Hollus e io eravamo in un vicolo cieco nell’interpretazione del Game of Life, perciò mi scusai e andai in bagno. Come sempre aprii i rubinetti di tutti e tre i lavandini, per fare un po’ di rumore di fondo; i gabinetti pubblici del ROM avevano rubinetti controllati da occhi elettronici, ma nei servizi del personale non dovevamo sottostare a simile indegnità. L’acqua corrente annegò il rumore che provocai quando mi chinai sulla tazza a vomitare: rigettavo anche l’anima circa una volta alla settimana, grazie alla chemioterapia. Rimasi qualche istante lì in ginocchio a riprendere le forze; poi mi alzai, tirai l’acqua e andai ai lavandini a sciacquarmi le mani e a chiudere i rubinetti. Tenevo in ufficio una boccetta di collutorio e l’avevo portata con me; cercai con i gargarismi di togliermi di bocca l’orrendo sapore. Poi, finalmente, tornai al dipartimento di paleobiologia; sorrisi a Bruiser come se non fosse accaduto niente d’insolito e rientrai in ufficio.

Vidi con sorpresa che Hollus era occupato a leggere il giornale. Aveva preso dalla mia scrivania la copia del tabloid “Toronto Sun”, la teneva aperta fra le mani e leggeva movendo all’unisono i peduncoli oculari da sinistra a destra. Mi aspettavo che si accorgesse subito della mia presenza, ma forse il simulacro non era abbastanza sensibile. Mi schiarii la gola, gustando ancora un po’ di sapore amaro.

— Bentornato — disse Hollus, guardando ora me. Chiuse il giornale e mi mostrò la prima pagina. Un grosso titolo occupava quasi tutto lo spazio: ucciso medico abortista. — Ho visto nei vostri media molti riferimenti all’aborto — disse Hollus — ma confesso di non capire esattamente di cosa si tratta; il termine è sbandierato, ma mai definito, nemmeno nell’articolo che chiaramente si riferisce a questo titolo.

Andai a sedermi alla scrivania, inspirai a fondo, e raccolsi le idee, chiedendomi da dove iniziare. Quel mattino, venendo al lavoro, avevo letto l’articolo. — Ah, be’, a volte le donne restano gravide senza volerlo — dissi. — C’è un procedimento per eliminare il feto e porre fine alla gravidanza; si chiama aborto. È un procedimento piuttosto, ah, controverso; per questo spesso si svolge in cliniche particolari, anziché in un comune ospedale. I fondamentalisti religiosi disapprovano l’aborto, lo ritengono una forma di omicidio, e alcuni estremisti si sono messi a far saltare in aria le cliniche specializzate in aborti. L’altra settimana è stata fatta saltare una clinica a Buffalo, una città appena oltre la frontiera, nello stato di New York. E ieri ne è saltata in aria un’altra, a Etobicoke, un sobborgo di Toronto. Il medico proprietario della clinica si trovava nell’edificio ed è rimasto ucciso.

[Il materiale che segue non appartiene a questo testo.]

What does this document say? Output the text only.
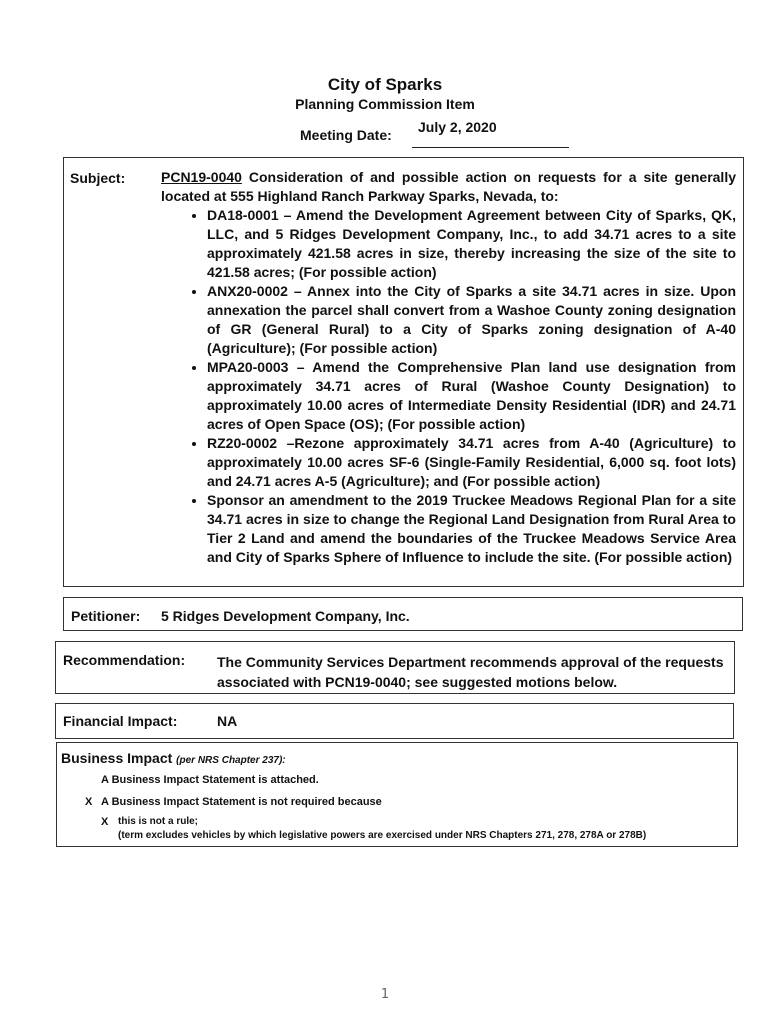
City of Sparks
Planning Commission Item
Meeting Date: July 2, 2020
Subject:	PCN19-0040 Consideration of and possible action on requests for a site generally located at 555 Highland Ranch Parkway Sparks, Nevada, to:

• DA18-0001 – Amend the Development Agreement between City of Sparks, QK, LLC, and 5 Ridges Development Company, Inc., to add 34.71 acres to a site approximately 421.58 acres in size, thereby increasing the size of the site to 421.58 acres; (For possible action)
• ANX20-0002 – Annex into the City of Sparks a site 34.71 acres in size. Upon annexation the parcel shall convert from a Washoe County zoning designation of GR (General Rural) to a City of Sparks zoning designation of A-40 (Agriculture); (For possible action)
• MPA20-0003 – Amend the Comprehensive Plan land use designation from approximately 34.71 acres of Rural (Washoe County Designation) to approximately 10.00 acres of Intermediate Density Residential (IDR) and 24.71 acres of Open Space (OS); (For possible action)
• RZ20-0002 –Rezone approximately 34.71 acres from A-40 (Agriculture) to approximately 10.00 acres SF-6 (Single-Family Residential, 6,000 sq. foot lots) and 24.71 acres A-5 (Agriculture); and (For possible action)
• Sponsor an amendment to the 2019 Truckee Meadows Regional Plan for a site 34.71 acres in size to change the Regional Land Designation from Rural Area to Tier 2 Land and amend the boundaries of the Truckee Meadows Service Area and City of Sparks Sphere of Influence to include the site. (For possible action)
Petitioner: 5 Ridges Development Company, Inc.
Recommendation: The Community Services Department recommends approval of the requests associated with PCN19-0040; see suggested motions below.
Financial Impact:	NA
Business Impact (per NRS Chapter 237):
A Business Impact Statement is attached.
X A Business Impact Statement is not required because
X this is not a rule;
(term excludes vehicles by which legislative powers are exercised under NRS Chapters 271, 278, 278A or 278B)
1
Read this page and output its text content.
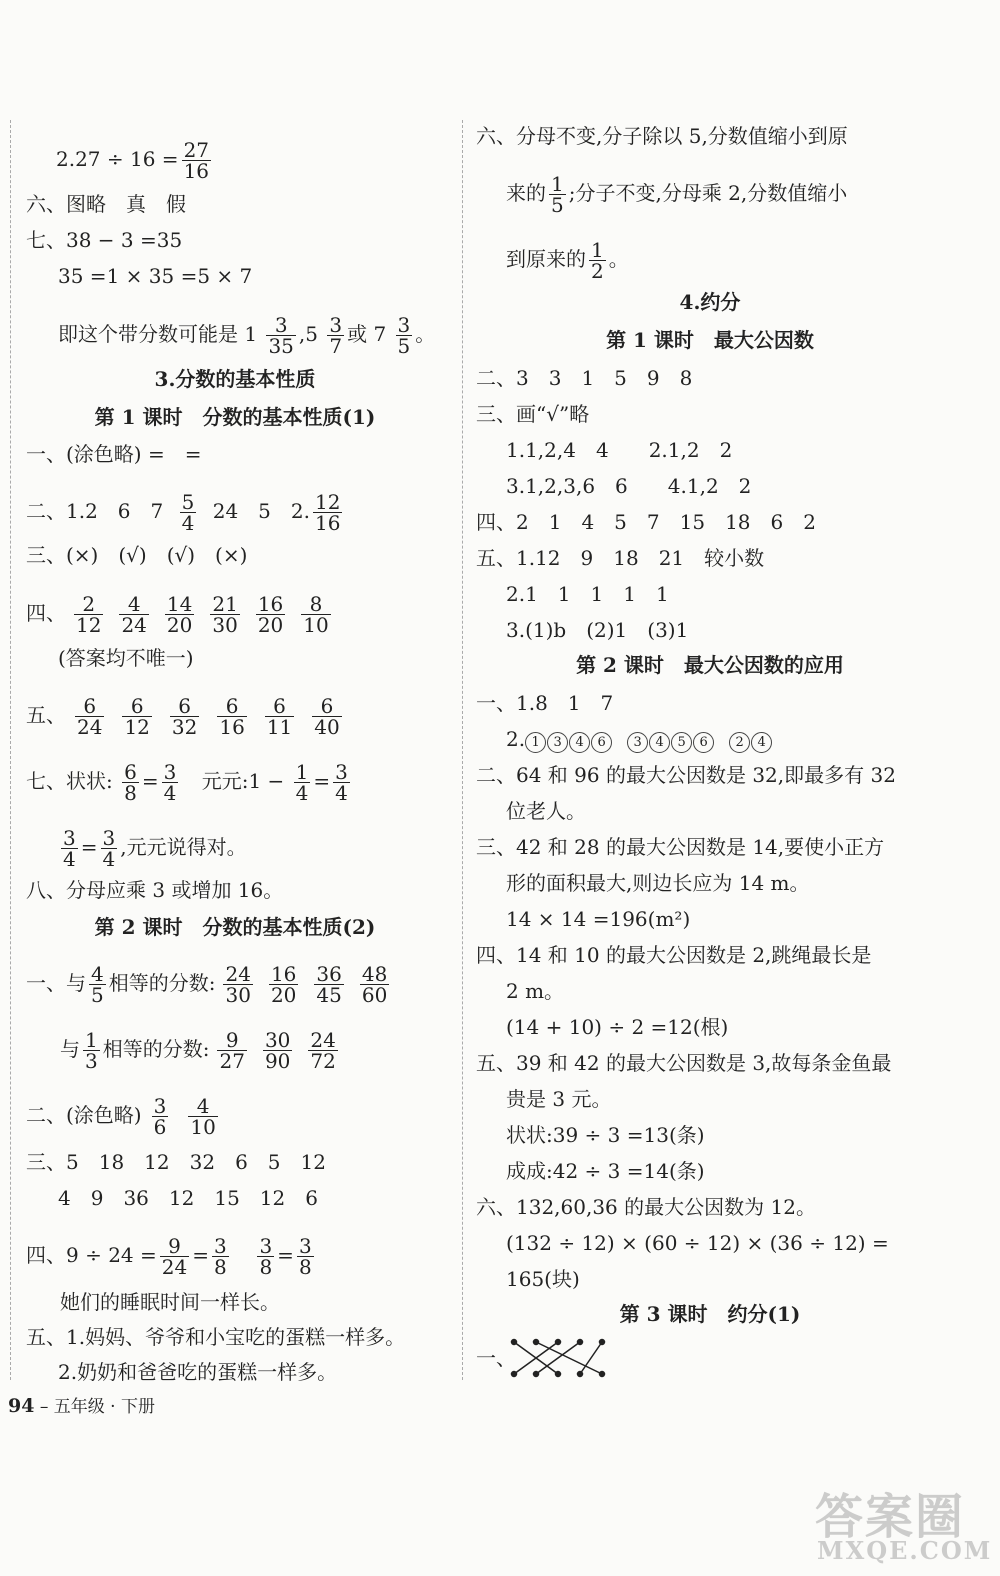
$2.27 \div 16 = \frac{27}{16}$
六、图略　真　假
七、38 − 3 =35
35 =1 × 35 =5 × 7
即这个带分数可能是 $1 \frac{3}{35} ,5 \frac{3}{7}$ 或 $7 \frac{3}{5}$ 。
3.分数的基本性质
第 1 课时　分数的基本性质(1)
一、(涂色略) =　=
二、1.2　6　$7 \frac{5}{4} 24$　5　2. $\frac{12}{16}$
三、(×)　(√)　(√)　(×)
四、 $\frac{2}{12} \frac{4}{24} \frac{14}{20} \frac{21}{30} \frac{16}{20} \frac{8}{10}$
(答案均不唯一)
五、 $\frac{6}{24} \frac{6}{12} \frac{6}{32} \frac{6}{16} \frac{6}{11} \frac{6}{40}$
七、状状: $\frac{6}{8} = \frac{3}{4}$ 元元:1 − $\frac{1}{4} = \frac{3}{4}$
$\frac{3}{4} = \frac{3}{4}$ ,元元说得对。
八、分母应乘 3 或增加 16。
第 2 课时　分数的基本性质(2)
一、与 $\frac{4}{5}$ 相等的分数: $\frac{24}{30} \frac{16}{20} \frac{36}{45} \frac{48}{60}$
与 $\frac{1}{3}$ 相等的分数: $\frac{9}{27} \frac{30}{90} \frac{24}{72}$
二、(涂色略) $\frac{3}{6} \frac{4}{10}$
三、5　18　12　32　6　5　12
4　9　36　12　15　12　6
四、$9 \div 24 = \frac{9}{24} = \frac{3}{8}$
$\frac{3}{8} = \frac{3}{8}$
她们的睡眠时间一样长。
五、1.妈妈、爷爷和小宝吃的蛋糕一样多。
2.奶奶和爸爸吃的蛋糕一样多。
六、分母不变,分子除以 5,分数值缩小到原
来的 $\frac{1}{5}$ ;分子不变,分母乘 2,分数值缩小
到原来的 $\frac{1}{2}$ 。
4.约分
第 1 课时　最大公因数
二、3　3　1　5　9　8
三、画“√”略
1.1,2,4　4　　2.1,2　2
3.1,2,3,6　6　　4.1,2　2
四、2　1　4　5　7　15　18　6　2
五、1.12　9　18　21　较小数
2.1　1　1　1　1
3.(1)b　(2)1　(3)1
第 2 课时　最大公因数的应用
一、1.8　1　7
2. 1 3 4 6 3 4 5 6 2 4
二、64 和 96 的最大公因数是 32,即最多有 32
位老人。
三、42 和 28 的最大公因数是 14,要使小正方
形的面积最大,则边长应为 14 m。
14 × 14 =196(m²)
四、14 和 10 的最大公因数是 2,跳绳最长是
2 m。
(14 + 10) ÷ 2 =12(根)
五、39 和 42 的最大公因数是 3,故每条金鱼最
贵是 3 元。
状状:39 ÷ 3 =13(条)
成成:42 ÷ 3 =14(条)
六、132,60,36 的最大公因数为 12。
(132 ÷ 12) × (60 ÷ 12) × (36 ÷ 12) =
165(块)
第 3 课时　约分(1)
一、
94 – 五年级 · 下册
答案圈
MXQE.COM
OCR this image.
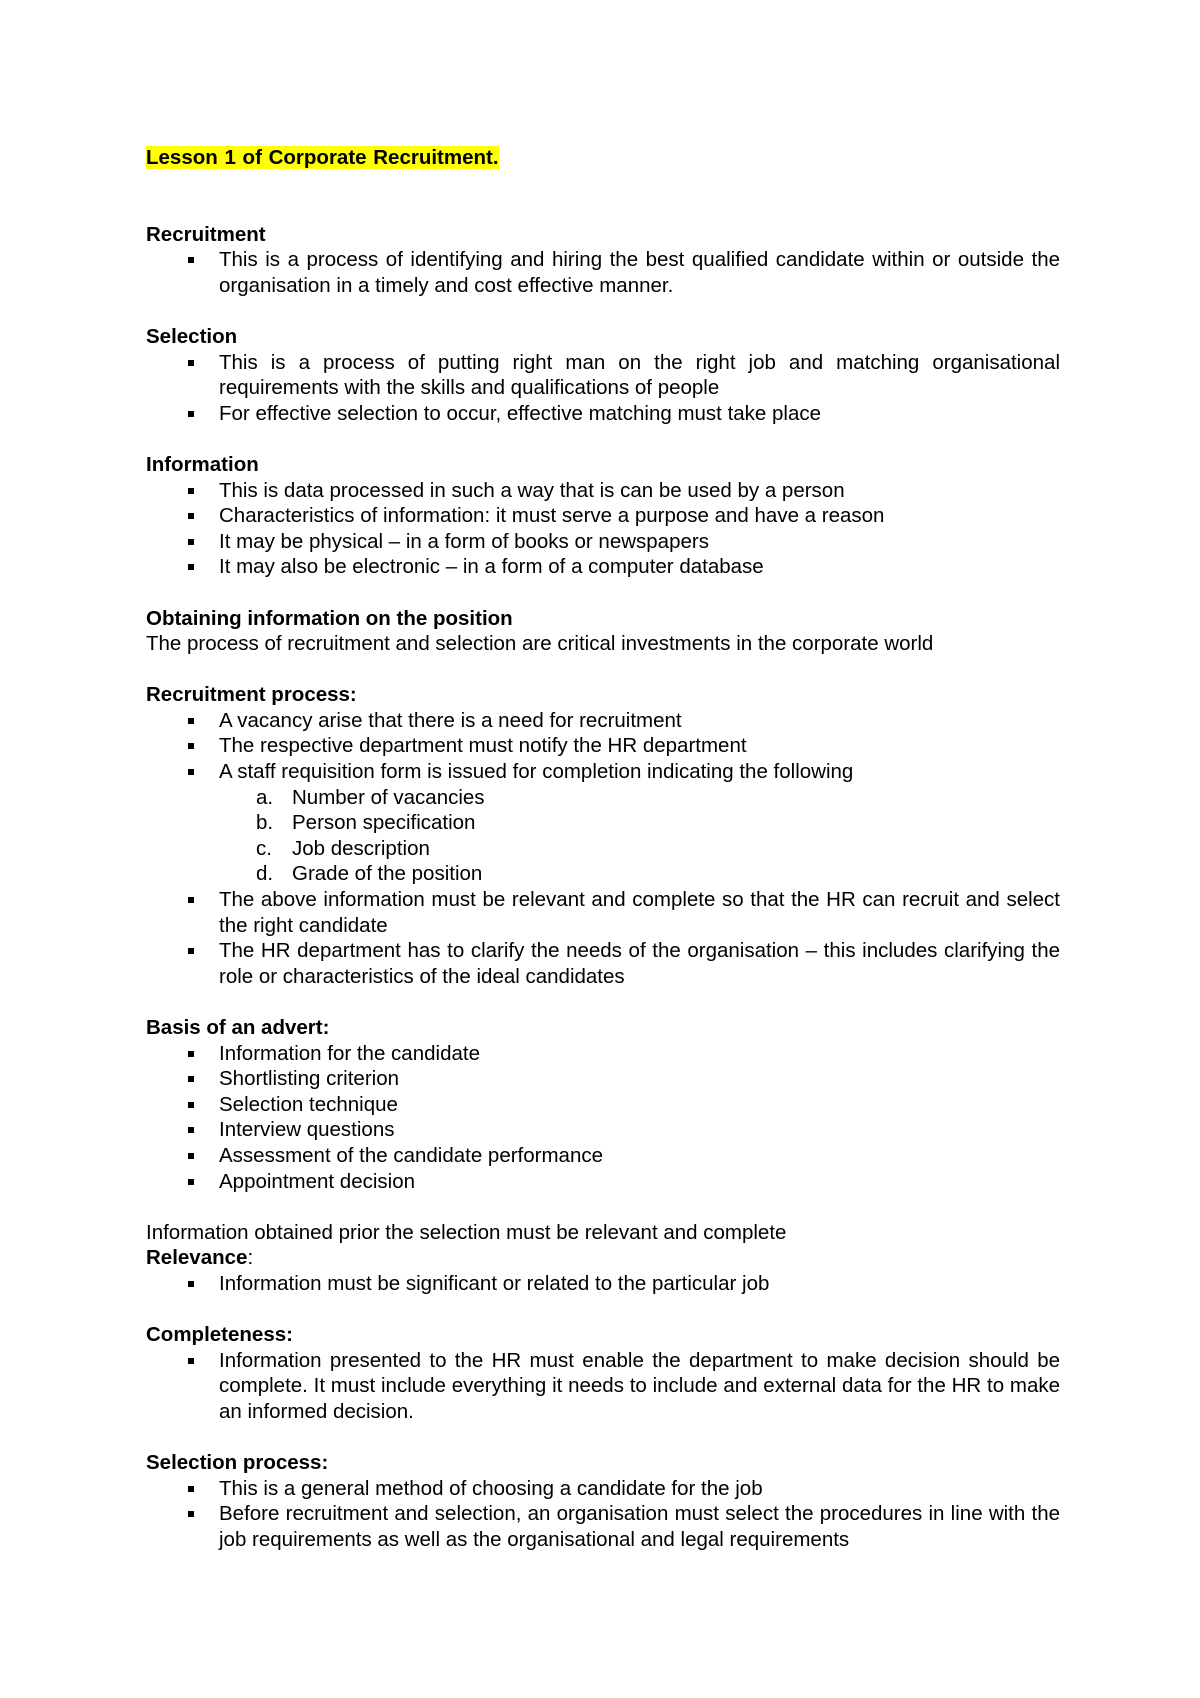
Lesson 1 of Corporate Recruitment.
Recruitment
This is a process of identifying and hiring the best qualified candidate within or outside the organisation in a timely and cost effective manner.
Selection
This is a process of putting right man on the right job and matching organisational requirements with the skills and qualifications of people
For effective selection to occur, effective matching must take place
Information
This is data processed in such a way that is can be used by a person
Characteristics of information: it must serve a purpose and have a reason
It may be physical – in a form of books or newspapers
It may also be electronic – in a form of a computer database
Obtaining information on the position
The process of recruitment and selection are critical investments in the corporate world
Recruitment process:
A vacancy arise that there is a need for recruitment
The respective department must notify the HR department
A staff requisition form is issued for completion indicating the following
a. Number of vacancies
b. Person specification
c. Job description
d. Grade of the position
The above information must be relevant and complete so that the HR can recruit and select the right candidate
The HR department has to clarify the needs of the organisation – this includes clarifying the role or characteristics of the ideal candidates
Basis of an advert:
Information for the candidate
Shortlisting criterion
Selection technique
Interview questions
Assessment of the candidate performance
Appointment decision
Information obtained prior the selection must be relevant and complete
Relevance:
Information must be significant or related to the particular job
Completeness:
Information presented to the HR must enable the department to make decision should be complete. It must include everything it needs to include and external data for the HR to make an informed decision.
Selection process:
This is a general method of choosing a candidate for the job
Before recruitment and selection, an organisation must select the procedures in line with the job requirements as well as the organisational and legal requirements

Hollus mi fissò a lungo come non mai. — Quei… come li hai chiamati? Fondamentalisti? Quei fondamentalisti ritengono sbagliato uccidere anche un bambino non ancora nato?

— Sì.

Era difficile distinguere un tono, nelle parole di Hollus, che saltavano da una bocca all’altra; ma il tono della risposta, almeno a me, parve d’incredulità. — E dimostrano la loro disapprovazione uccidendo degli adulti?

Annuii. — A quanto pare.

Hollus rimase in silenzio per qualche istante. — Fra la mia gente — disse poi — abbiamo un concetto chiamato… — e dalle bocche gemelle emise due note discordanti. — Si riferisce alle incongruenze, a eventi o parole che trasmettono l’opposto del loro significato.

— Abbiamo un concetto simile. Lo chiamiamo ironia.

Hollus rivolse di nuovo gli occhi al giornale. — Evidentemente non tutti gli esseri umani lo capiscono.